Recently, Atlanta MC Young Jeezy put out his much-awaited Thug Motivation 103 album’s latest single, “F.A.M.E. (Fake Ass Muthaf—as Envy),” featuring closing bars by a back-in-the-game T.I. , online, and since then, the song has been viewed more than 160,000 times and has been heavily commented on.
Ironically, the song, in which Jeezy and T.I. both call out hateration and envy, has been met with a smidge of criticism, though judging by the type of folks leaving the comments, it should come as no surprise.
In fact, the J.U.S.T.I.C.E. League-produced song is based around a 2005 trance-music classic, Above & Beyond vs. Andy Moor’s “Air for Life,” which features vocals by Carrie Skipper. In the comments section of the song online, trance-music purists both lament the hip-hop reworking of “Air” but also suggest the sample was used without permission, something Above & Beyond’s Tony McGuinness (the Above & Beyond trio also includes Jono Grant & Paavo Siljamäki) addressed when MTV News caught up with him over Skype on Monday.
“The finer points of the deal are still being put together now,”
McGuinness said, “But they basically asked if we were OK with it in principle, and we were.
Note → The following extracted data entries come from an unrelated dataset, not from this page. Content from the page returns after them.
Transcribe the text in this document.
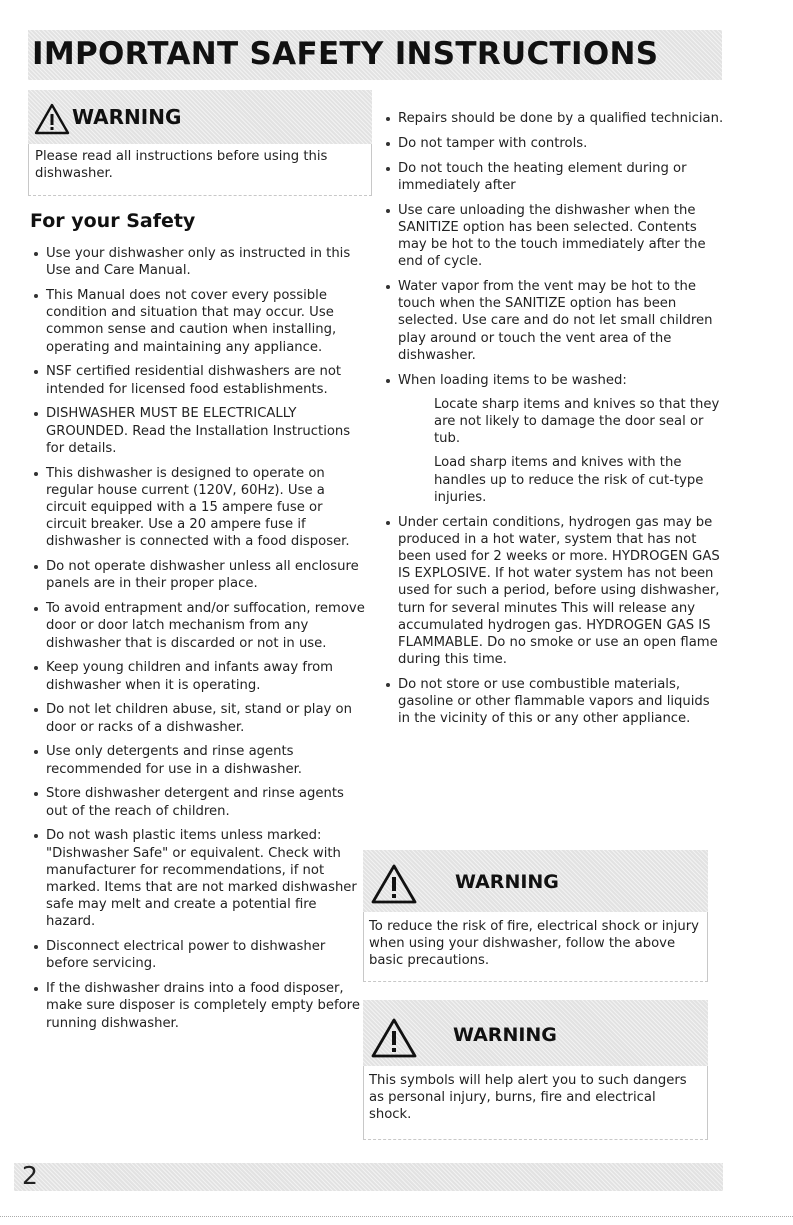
IMPORTANT SAFETY INSTRUCTIONS
WARNING
Please read all instructions before using this dishwasher.
For your Safety
Use your dishwasher only as instructed in this Use and Care Manual.
This Manual does not cover every possible condition and situation that may occur. Use common sense and caution when installing, operating and maintaining any appliance.
NSF certified residential dishwashers are not intended for licensed food establishments.
DISHWASHER MUST BE ELECTRICALLY GROUNDED. Read the Installation Instructions for details.
This dishwasher is designed to operate on regular house current (120V, 60Hz). Use a circuit equipped with a 15 ampere fuse or circuit breaker. Use a 20 ampere fuse if dishwasher is connected with a food disposer.
Do not operate dishwasher unless all enclosure panels are in their proper place.
To avoid entrapment and/or suffocation, remove door or door latch mechanism from any dishwasher that is discarded or not in use.
Keep young children and infants away from dishwasher when it is operating.
Do not let children abuse, sit, stand or play on door or racks of a dishwasher.
Use only detergents and rinse agents recommended for use in a dishwasher.
Store dishwasher detergent and rinse agents out of the reach of children.
Do not wash plastic items unless marked: "Dishwasher Safe" or equivalent. Check with manufacturer for recommendations, if not marked. Items that are not marked dishwasher safe may melt and create a potential fire hazard.
Disconnect electrical power to dishwasher before servicing.
If the dishwasher drains into a food disposer, make sure disposer is completely empty before running dishwasher.
Repairs should be done by a qualified technician.
Do not tamper with controls.
Do not touch the heating element during or immediately after
Use care unloading the dishwasher when the SANITIZE option has been selected. Contents may be hot to the touch immediately after the end of cycle.
Water vapor from the vent may be hot to the touch when the SANITIZE option has been selected. Use care and do not let small children play around or touch the vent area of the dishwasher.
When loading items to be washed:
Locate sharp items and knives so that they are not likely to damage the door seal or tub.
Load sharp items and knives with the handles up to reduce the risk of cut-type injuries.
Under certain conditions, hydrogen gas may be produced in a hot water, system that has not been used for 2 weeks or more. HYDROGEN GAS IS EXPLOSIVE. If hot water system has not been used for such a period, before using dishwasher, turn for several minutes This will release any accumulated hydrogen gas. HYDROGEN GAS IS FLAMMABLE. Do no smoke or use an open flame during this time.
Do not store or use combustible materials, gasoline or other flammable vapors and liquids in the vicinity of this or any other appliance.
WARNING
To reduce the risk of fire, electrical shock or injury when using your dishwasher, follow the above basic precautions.
WARNING
This symbols will help alert you to such dangers as personal injury, burns, fire and electrical shock.
2
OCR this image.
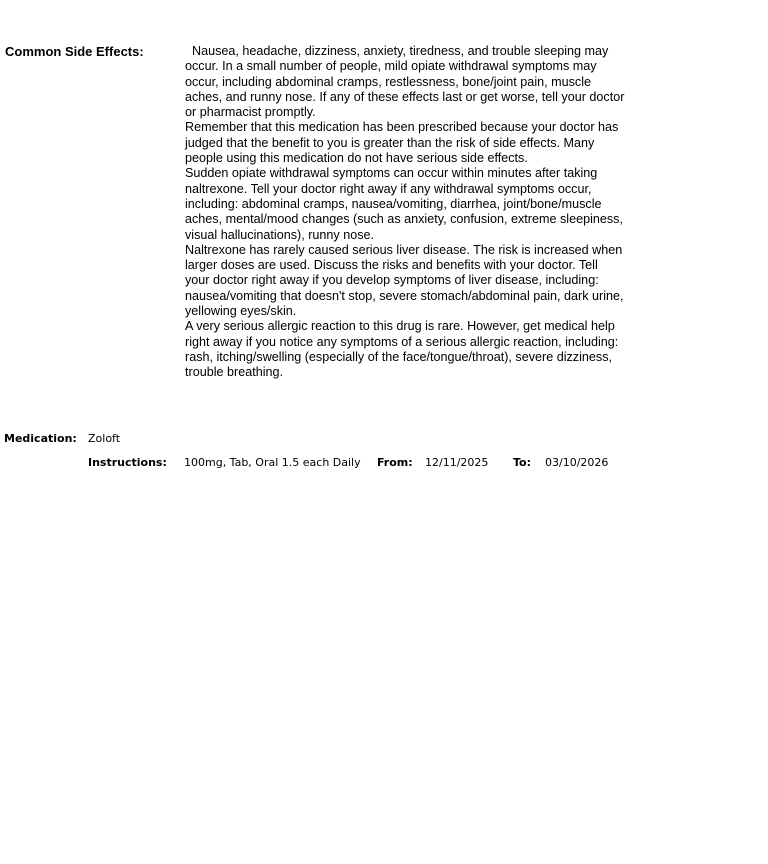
Common Side Effects:	Nausea, headache, dizziness, anxiety, tiredness, and trouble sleeping may occur. In a small number of people, mild opiate withdrawal symptoms may occur, including abdominal cramps, restlessness, bone/joint pain, muscle aches, and runny nose. If any of these effects last or get worse, tell your doctor or pharmacist promptly.

Remember that this medication has been prescribed because your doctor has judged that the benefit to you is greater than the risk of side effects. Many people using this medication do not have serious side effects.

Sudden opiate withdrawal symptoms can occur within minutes after taking naltrexone. Tell your doctor right away if any withdrawal symptoms occur, including: abdominal cramps, nausea/vomiting, diarrhea, joint/bone/muscle aches, mental/mood changes (such as anxiety, confusion, extreme sleepiness, visual hallucinations), runny nose.

Naltrexone has rarely caused serious liver disease. The risk is increased when larger doses are used. Discuss the risks and benefits with your doctor. Tell your doctor right away if you develop symptoms of liver disease, including: nausea/vomiting that doesn't stop, severe stomach/abdominal pain, dark urine, yellowing eyes/skin.

A very serious allergic reaction to this drug is rare. However, get medical help right away if you notice any symptoms of a serious allergic reaction, including: rash, itching/swelling (especially of the face/tongue/throat), severe dizziness, trouble breathing.

Medication: Zoloft
Instructions: 100mg, Tab, Oral 1.5 each Daily From: 12/11/2025 To: 03/10/2026
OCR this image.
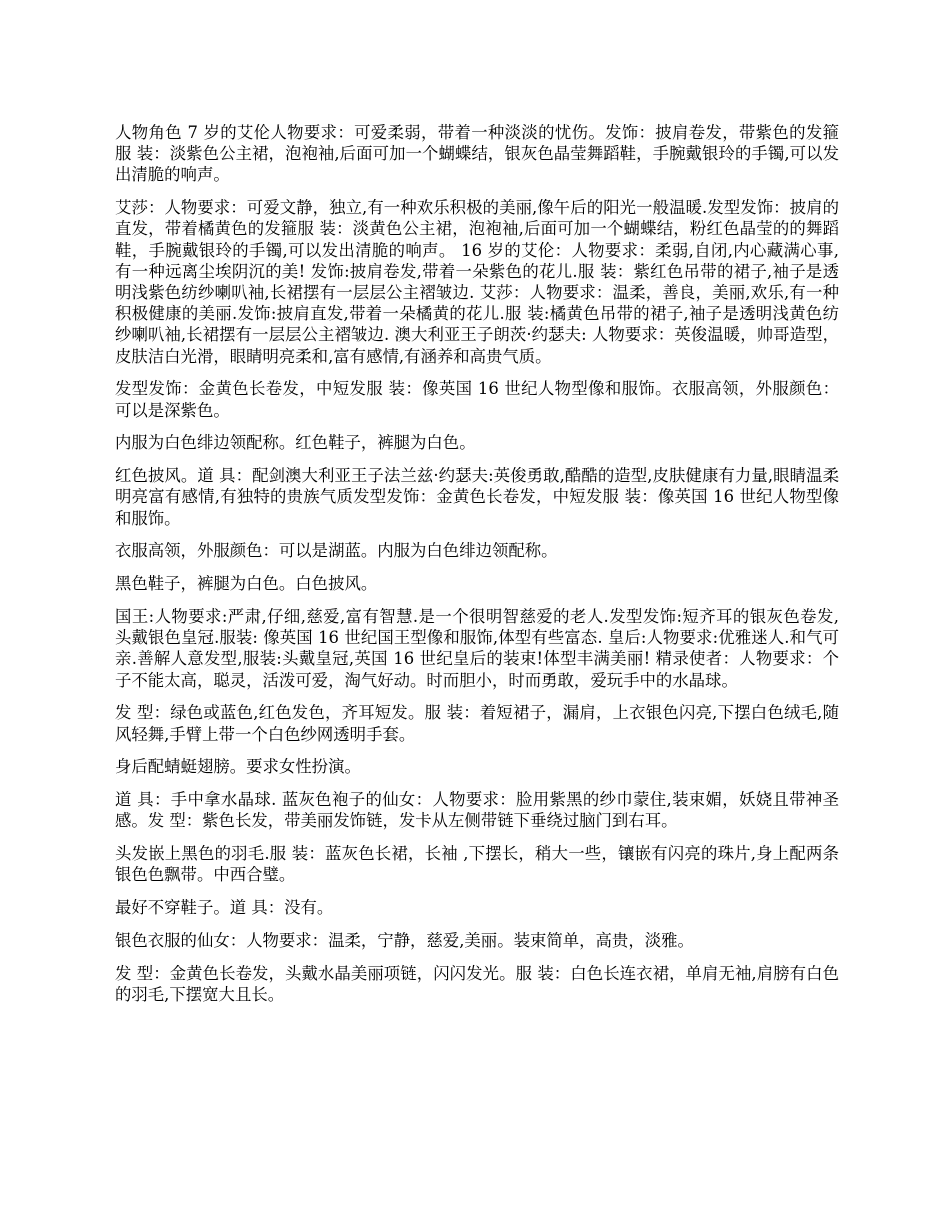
人物角色 7 岁的艾伦人物要求：可爱柔弱，带着一种淡淡的忧伤。发饰：披肩卷发，带紫色的发箍服 装：淡紫色公主裙，泡袍袖,后面可加一个蝴蝶结，银灰色晶莹舞蹈鞋，手腕戴银玲的手镯,可以发出清脆的响声。

艾莎：人物要求：可爱文静，独立,有一种欢乐积极的美丽,像午后的阳光一般温暖.发型发饰：披肩的直发，带着橘黄色的发箍服 装：淡黄色公主裙，泡袍袖,后面可加一个蝴蝶结，粉红色晶莹的的舞蹈鞋，手腕戴银玲的手镯,可以发出清脆的响声。 16 岁的艾伦：人物要求：柔弱,自闭,内心藏满心事,有一种远离尘埃阴沉的美! 发饰:披肩卷发,带着一朵紫色的花儿.服 装：紫红色吊带的裙子,袖子是透明浅紫色纺纱喇叭袖,长裙摆有一层层公主褶皱边. 艾莎：人物要求：温柔，善良，美丽,欢乐,有一种积极健康的美丽.发饰:披肩直发,带着一朵橘黄的花儿.服 装:橘黄色吊带的裙子,袖子是透明浅黄色纺纱喇叭袖,长裙摆有一层层公主褶皱边. 澳大利亚王子朗茨·约瑟夫: 人物要求：英俊温暖，帅哥造型，皮肤洁白光滑，眼睛明亮柔和,富有感情,有涵养和高贵气质。

发型发饰：金黄色长卷发，中短发服 装：像英国 16 世纪人物型像和服饰。衣服高领，外服颜色：可以是深紫色。

内服为白色绯边领配称。红色鞋子，裤腿为白色。

红色披风。道 具：配剑澳大利亚王子法兰兹·约瑟夫:英俊勇敢,酷酷的造型,皮肤健康有力量,眼睛温柔明亮富有感情,有独特的贵族气质发型发饰：金黄色长卷发，中短发服 装：像英国 16 世纪人物型像和服饰。

衣服高领，外服颜色：可以是湖蓝。内服为白色绯边领配称。

黑色鞋子，裤腿为白色。白色披风。

国王:人物要求:严肃,仔细,慈爱,富有智慧.是一个很明智慈爱的老人.发型发饰:短齐耳的银灰色卷发, 头戴银色皇冠.服装: 像英国 16 世纪国王型像和服饰,体型有些富态. 皇后:人物要求:优雅迷人.和气可亲.善解人意发型,服装:头戴皇冠,英国 16 世纪皇后的装束!体型丰满美丽! 精录使者：人物要求：个子不能太高，聪灵，活泼可爱，淘气好动。时而胆小，时而勇敢，爱玩手中的水晶球。

发 型：绿色或蓝色,红色发色，齐耳短发。服 装：着短裙子，漏肩，上衣银色闪亮,下摆白色绒毛,随风轻舞,手臂上带一个白色纱网透明手套。

身后配蜻蜓翅膀。要求女性扮演。

道 具：手中拿水晶球. 蓝灰色袍子的仙女：人物要求：脸用紫黑的纱巾蒙住,装束媚，妖娆且带神圣感。发 型：紫色长发，带美丽发饰链，发卡从左侧带链下垂绕过脑门到右耳。

头发嵌上黑色的羽毛.服 装：蓝灰色长裙，长袖 ,下摆长，稍大一些，镶嵌有闪亮的珠片,身上配两条银色色飘带。中西合璧。

最好不穿鞋子。道 具：没有。

银色衣服的仙女：人物要求：温柔，宁静，慈爱,美丽。装束简单，高贵，淡雅。

发 型：金黄色长卷发，头戴水晶美丽项链，闪闪发光。服 装：白色长连衣裙，单肩无袖,肩膀有白色的羽毛,下摆宽大且长。
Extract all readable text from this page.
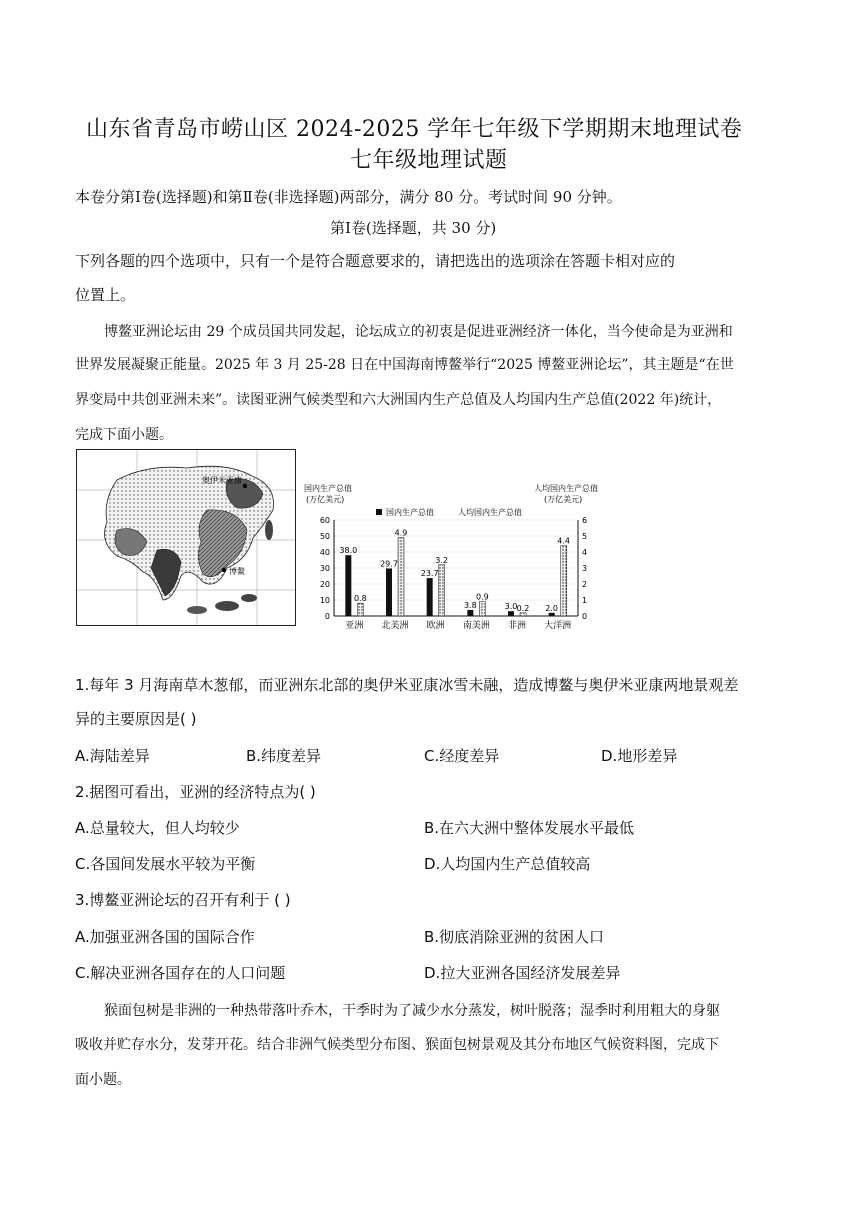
山东省青岛市崂山区 2024-2025 学年七年级下学期期末地理试卷
七年级地理试题
本卷分第Ⅰ卷(选择题)和第Ⅱ卷(非选择题)两部分，满分 80 分。考试时间 90 分钟。
第Ⅰ卷(选择题，共 30 分)
下列各题的四个选项中，只有一个是符合题意要求的，请把选出的选项涂在答题卡相对应的
位置上。
博鳌亚洲论坛由 29 个成员国共同发起，论坛成立的初衷是促进亚洲经济一体化，当今使命是为亚洲和
世界发展凝聚正能量。2025 年 3 月 25-28 日在中国海南博鳌举行“2025 博鳌亚洲论坛”，其主题是“在世
界变局中共创亚洲未来”。读图亚洲气候类型和六大洲国内生产总值及人均国内生产总值(2022 年)统计，
完成下面小题。
奥伊米亚康
博鳌
国内生产总值
(万亿美元)
人均国内生产总值
(万亿美元)
国内生产总值	人均国内生产总值
0
10
20
30
40
50
60
0
1
2
3
4
5
6
38.0
0.8
亚洲
29.7
4.9
北美洲
23.7
3.2
欧洲
3.8
0.9
南美洲
3.0 0.2
非洲
2.0
4.4
大洋洲
1.每年 3 月海南草木葱郁，而亚洲东北部的奥伊米亚康冰雪未融，造成博鳌与奥伊米亚康两地景观差
异的主要原因是( )
A.海陆差异	B.纬度差异	C.经度差异	D.地形差异
2.据图可看出，亚洲的经济特点为( )
A.总量较大，但人均较少	B.在六大洲中整体发展水平最低
C.各国间发展水平较为平衡	D.人均国内生产总值较高
3.博鳌亚洲论坛的召开有利于 ( )
A.加强亚洲各国的国际合作	B.彻底消除亚洲的贫困人口
C.解决亚洲各国存在的人口问题	D.拉大亚洲各国经济发展差异
猴面包树是非洲的一种热带落叶乔木，干季时为了减少水分蒸发，树叶脱落；湿季时利用粗大的身躯
吸收并贮存水分，发芽开花。结合非洲气候类型分布图、猴面包树景观及其分布地区气候资料图，完成下
面小题。
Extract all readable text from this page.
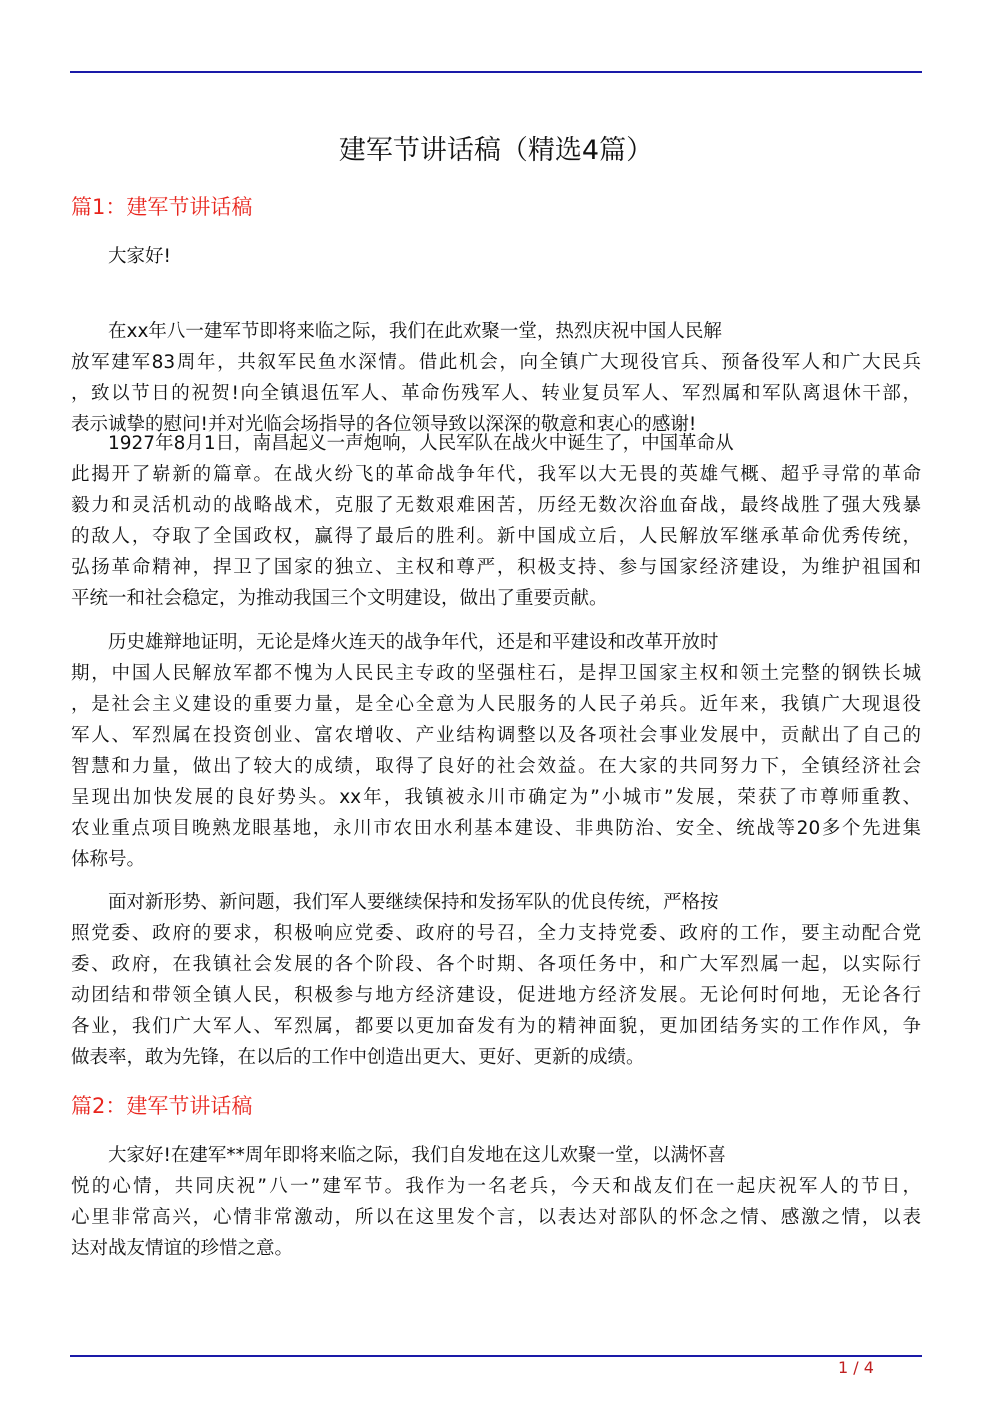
建军节讲话稿（精选4篇）
篇1：建军节讲话稿
大家好!
在xx年八一建军节即将来临之际，我们在此欢聚一堂，热烈庆祝中国人民解
放军建军83周年，共叙军民鱼水深情。借此机会，向全镇广大现役官兵、预备役军人和广大民兵
，致以节日的祝贺!向全镇退伍军人、革命伤残军人、转业复员军人、军烈属和军队离退休干部，
表示诚挚的慰问!并对光临会场指导的各位领导致以深深的敬意和衷心的感谢!
1927年8月1日，南昌起义一声炮响，人民军队在战火中诞生了，中国革命从
此揭开了崭新的篇章。在战火纷飞的革命战争年代，我军以大无畏的英雄气概、超乎寻常的革命
毅力和灵活机动的战略战术，克服了无数艰难困苦，历经无数次浴血奋战，最终战胜了强大残暴
的敌人，夺取了全国政权，赢得了最后的胜利。新中国成立后，人民解放军继承革命优秀传统，
弘扬革命精神，捍卫了国家的独立、主权和尊严，积极支持、参与国家经济建设，为维护祖国和
平统一和社会稳定，为推动我国三个文明建设，做出了重要贡献。
历史雄辩地证明，无论是烽火连天的战争年代，还是和平建设和改革开放时
期，中国人民解放军都不愧为人民民主专政的坚强柱石，是捍卫国家主权和领土完整的钢铁长城
，是社会主义建设的重要力量，是全心全意为人民服务的人民子弟兵。近年来，我镇广大现退役
军人、军烈属在投资创业、富农增收、产业结构调整以及各项社会事业发展中，贡献出了自己的
智慧和力量，做出了较大的成绩，取得了良好的社会效益。在大家的共同努力下，全镇经济社会
呈现出加快发展的良好势头。xx年，我镇被永川市确定为”小城市”发展，荣获了市尊师重教、
农业重点项目晚熟龙眼基地，永川市农田水利基本建设、非典防治、安全、统战等20多个先进集
体称号。
面对新形势、新问题，我们军人要继续保持和发扬军队的优良传统，严格按
照党委、政府的要求，积极响应党委、政府的号召，全力支持党委、政府的工作，要主动配合党
委、政府，在我镇社会发展的各个阶段、各个时期、各项任务中，和广大军烈属一起，以实际行
动团结和带领全镇人民，积极参与地方经济建设，促进地方经济发展。无论何时何地，无论各行
各业，我们广大军人、军烈属，都要以更加奋发有为的精神面貌，更加团结务实的工作作风，争
做表率，敢为先锋，在以后的工作中创造出更大、更好、更新的成绩。
篇2：建军节讲话稿
大家好!在建军**周年即将来临之际，我们自发地在这儿欢聚一堂，以满怀喜
悦的心情，共同庆祝”八一”建军节。我作为一名老兵，今天和战友们在一起庆祝军人的节日，
心里非常高兴，心情非常激动，所以在这里发个言，以表达对部队的怀念之情、感激之情，以表
达对战友情谊的珍惜之意。
1 / 4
I think a lot of people have been assuming that Jeezy’s been ripping us off. But if anyone knows the stature of the guy, he’s not the kind of guy who’s gonna do that.”
In fact, according to McGuinness, Jeezy and his manager are huge Above & Beyond fans, and A&B are proud to see their work find a new interpretation.
“In terms of what our fans think of it,” McGuinness said, “well, it’s two of our fans that have made this song: Jeezy and his manager both love Above & Beyond, and so they are doing what we’ve encouraged all of our fans to do, really, which is use our music in their lives as they see fit.
“People use our music to go down the aisle at their wedding or at their stag party or whatever else they do, and what this guy does is make sample-based hip-hop music and rap about his life,” McGuinness added. “And he felt the emotion that was in ’Air for Life,’ and it helped him get his message across. And that’s cool.”
And fret not, A&B fans, “F.A.M.E.” does not mark a foray into the hip-hop genre for your trance heroes. They do not have plans to collaborate on hip-hop songs in the future. Still, McGuinness reminded us that music is about experimentation, and people should be open to new things.
“I think you need to keep an open mind and see the way the world is changing,” McGuinness said. “We are not putting our name to it or trying to give ourselves artist notification on the record. It’s a piece of music written a couple of years back and it’s being used in this track. And that’s cool! And if it introduces a few more people to Above & Beyond, then fantastic!
“We’ve been hearing how trance music’s been seeping out in the past few years into R&B and hip-hop, and it’s quite tickling to have one of our tracks enter that world in that way because I think for a long time, people were kind of shying away from it,” he continued. “But now there seems to be this kind of widespread acceptance, and that maybe there is something good in there. And that’s nice to hear.”